1. It is a system, A first acquisition unit acquires a first speed, which is the measured speed, from an inspection device that has a roller that can rotate while supporting the wheel of the vehicle and uses the roller to measure the speed of the vehicle. A second acquisition unit acquires a second speed, which is the speed displayed on a display device that the vehicle has and that displays the speed of the vehicle, while measuring the speed of the vehicle using the aforementioned inspection equipment.

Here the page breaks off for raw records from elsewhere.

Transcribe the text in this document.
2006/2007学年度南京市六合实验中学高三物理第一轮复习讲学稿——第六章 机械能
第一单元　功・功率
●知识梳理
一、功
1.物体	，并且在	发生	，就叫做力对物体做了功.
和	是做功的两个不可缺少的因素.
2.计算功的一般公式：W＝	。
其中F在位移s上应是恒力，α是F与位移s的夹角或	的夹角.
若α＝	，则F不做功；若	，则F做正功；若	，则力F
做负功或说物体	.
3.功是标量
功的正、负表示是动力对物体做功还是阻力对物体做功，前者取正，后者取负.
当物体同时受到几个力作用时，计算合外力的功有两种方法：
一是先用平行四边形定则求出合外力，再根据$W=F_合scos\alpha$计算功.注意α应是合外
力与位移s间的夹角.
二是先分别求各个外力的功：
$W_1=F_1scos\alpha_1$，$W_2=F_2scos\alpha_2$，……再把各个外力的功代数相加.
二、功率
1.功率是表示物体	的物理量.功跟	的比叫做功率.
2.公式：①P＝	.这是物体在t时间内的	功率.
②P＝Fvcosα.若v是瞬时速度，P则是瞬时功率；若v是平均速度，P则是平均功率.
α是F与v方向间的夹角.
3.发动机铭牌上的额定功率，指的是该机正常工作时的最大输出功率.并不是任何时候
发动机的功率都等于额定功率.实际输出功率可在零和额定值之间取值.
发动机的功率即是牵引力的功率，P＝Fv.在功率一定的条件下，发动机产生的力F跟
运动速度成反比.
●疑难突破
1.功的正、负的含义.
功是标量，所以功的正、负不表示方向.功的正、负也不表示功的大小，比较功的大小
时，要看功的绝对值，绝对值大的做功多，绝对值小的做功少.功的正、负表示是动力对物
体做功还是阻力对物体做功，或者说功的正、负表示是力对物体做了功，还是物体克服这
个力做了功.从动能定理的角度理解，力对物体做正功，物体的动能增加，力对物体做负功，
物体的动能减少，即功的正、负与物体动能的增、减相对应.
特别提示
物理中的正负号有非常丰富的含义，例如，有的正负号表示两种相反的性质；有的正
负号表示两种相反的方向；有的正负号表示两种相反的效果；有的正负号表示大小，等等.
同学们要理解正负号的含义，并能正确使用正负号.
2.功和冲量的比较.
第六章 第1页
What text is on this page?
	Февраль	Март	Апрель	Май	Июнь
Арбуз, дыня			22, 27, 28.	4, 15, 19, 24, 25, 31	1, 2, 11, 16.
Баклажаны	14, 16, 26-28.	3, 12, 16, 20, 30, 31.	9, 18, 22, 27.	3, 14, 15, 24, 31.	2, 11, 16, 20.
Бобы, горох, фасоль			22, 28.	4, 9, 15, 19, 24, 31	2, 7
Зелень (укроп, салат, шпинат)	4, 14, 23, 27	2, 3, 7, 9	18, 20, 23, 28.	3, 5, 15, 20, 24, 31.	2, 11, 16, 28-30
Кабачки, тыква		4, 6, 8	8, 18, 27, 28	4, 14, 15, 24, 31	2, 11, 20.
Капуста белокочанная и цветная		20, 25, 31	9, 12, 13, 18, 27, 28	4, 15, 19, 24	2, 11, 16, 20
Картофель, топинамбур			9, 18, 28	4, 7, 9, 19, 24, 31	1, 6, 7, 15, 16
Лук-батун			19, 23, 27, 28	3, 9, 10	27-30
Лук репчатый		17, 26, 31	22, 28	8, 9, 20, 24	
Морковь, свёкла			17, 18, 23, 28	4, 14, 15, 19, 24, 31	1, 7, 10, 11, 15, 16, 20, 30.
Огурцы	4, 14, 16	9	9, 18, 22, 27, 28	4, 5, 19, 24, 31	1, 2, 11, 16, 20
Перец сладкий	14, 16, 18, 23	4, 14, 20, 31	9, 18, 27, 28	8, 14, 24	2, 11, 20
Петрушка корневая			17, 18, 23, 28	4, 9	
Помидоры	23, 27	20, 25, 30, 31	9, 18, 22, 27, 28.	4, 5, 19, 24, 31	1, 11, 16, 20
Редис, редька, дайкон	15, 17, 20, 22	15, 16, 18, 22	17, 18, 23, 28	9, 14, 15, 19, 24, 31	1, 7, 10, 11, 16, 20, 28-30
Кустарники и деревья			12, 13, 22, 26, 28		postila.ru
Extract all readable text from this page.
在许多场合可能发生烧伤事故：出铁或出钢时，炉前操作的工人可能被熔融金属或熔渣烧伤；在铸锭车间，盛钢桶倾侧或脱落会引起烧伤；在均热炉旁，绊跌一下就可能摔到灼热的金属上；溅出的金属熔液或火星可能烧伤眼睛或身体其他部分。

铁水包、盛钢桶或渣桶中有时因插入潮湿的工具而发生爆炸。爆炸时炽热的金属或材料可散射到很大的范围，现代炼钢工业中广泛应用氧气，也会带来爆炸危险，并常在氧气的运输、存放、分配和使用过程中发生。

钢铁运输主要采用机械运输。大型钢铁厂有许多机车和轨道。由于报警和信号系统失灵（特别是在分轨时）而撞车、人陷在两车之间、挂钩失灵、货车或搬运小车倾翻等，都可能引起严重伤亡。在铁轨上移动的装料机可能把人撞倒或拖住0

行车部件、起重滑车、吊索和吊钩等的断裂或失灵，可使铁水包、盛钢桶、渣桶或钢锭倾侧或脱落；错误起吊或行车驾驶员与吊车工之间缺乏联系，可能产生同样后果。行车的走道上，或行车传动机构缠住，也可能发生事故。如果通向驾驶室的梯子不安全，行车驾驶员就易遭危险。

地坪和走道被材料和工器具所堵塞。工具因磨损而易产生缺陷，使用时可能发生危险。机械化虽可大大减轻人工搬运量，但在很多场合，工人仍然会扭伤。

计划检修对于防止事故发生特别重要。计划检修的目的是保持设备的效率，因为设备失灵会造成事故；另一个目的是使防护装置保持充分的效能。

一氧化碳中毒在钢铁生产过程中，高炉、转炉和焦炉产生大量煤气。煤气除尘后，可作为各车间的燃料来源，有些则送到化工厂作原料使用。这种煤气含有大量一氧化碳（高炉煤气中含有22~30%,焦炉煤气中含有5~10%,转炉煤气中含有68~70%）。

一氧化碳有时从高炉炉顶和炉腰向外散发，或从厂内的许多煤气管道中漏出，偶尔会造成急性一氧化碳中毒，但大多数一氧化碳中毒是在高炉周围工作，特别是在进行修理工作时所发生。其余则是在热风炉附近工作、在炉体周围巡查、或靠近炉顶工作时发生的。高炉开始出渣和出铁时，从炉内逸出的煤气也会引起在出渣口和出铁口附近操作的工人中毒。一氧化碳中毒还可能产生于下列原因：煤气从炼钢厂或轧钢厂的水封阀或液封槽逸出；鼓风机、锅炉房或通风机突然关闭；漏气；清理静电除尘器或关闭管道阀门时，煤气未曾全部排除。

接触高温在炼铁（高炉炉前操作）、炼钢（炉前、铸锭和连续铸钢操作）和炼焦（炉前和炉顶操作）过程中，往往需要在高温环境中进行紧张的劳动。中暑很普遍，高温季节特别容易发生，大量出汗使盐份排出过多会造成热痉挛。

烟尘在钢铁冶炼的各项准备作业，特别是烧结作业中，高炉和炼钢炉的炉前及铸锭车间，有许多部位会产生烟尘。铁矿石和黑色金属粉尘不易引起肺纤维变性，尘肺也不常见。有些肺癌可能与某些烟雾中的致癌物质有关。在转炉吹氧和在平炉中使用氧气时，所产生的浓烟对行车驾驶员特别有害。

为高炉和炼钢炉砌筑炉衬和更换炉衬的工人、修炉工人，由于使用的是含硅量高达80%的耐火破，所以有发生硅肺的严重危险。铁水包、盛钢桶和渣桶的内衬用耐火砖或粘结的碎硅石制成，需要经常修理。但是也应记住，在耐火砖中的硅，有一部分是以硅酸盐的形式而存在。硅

An inspection execution unit that performs an inspection of the display device using the acquired first speed and the acquired second speed, A system that includes these features.

2. The system according to claim 1, The inspection execution unit performs the inspection by determining whether the difference between the first speed and the second speed is within a predetermined range. system.

3. The system according to claim 1, The second acquisition unit acquires the second velocity using the imaging data output by the imaging device that images the display device. system.

4. The system according to claim 2, The system further includes a correction unit that corrects the speed displayed on the display device when it is determined that the difference between the first speed and the second speed is not within the predetermined range. system.

5. The system according to claim 3, The inspection execution unit further performs notification regarding the result of the determination. system.

6. A system according to any one of claims 1 to 5, The vehicle further includes a server located outside the vehicle, The aforementioned server, The first acquisition unit and, The second acquisition unit and, The aforementioned inspection execution unit, The system includes a remote control unit that generates a driving control signal for controlling the actuators of the vehicle and transmits the driving control signal to the vehicle, thereby controlling the unmanned operation of the vehicle. The remote control unit moves the vehicle to the inspection facility so that the wheels of the vehicle are supported by the rollers, and drives the vehicle at a predetermined speed. system.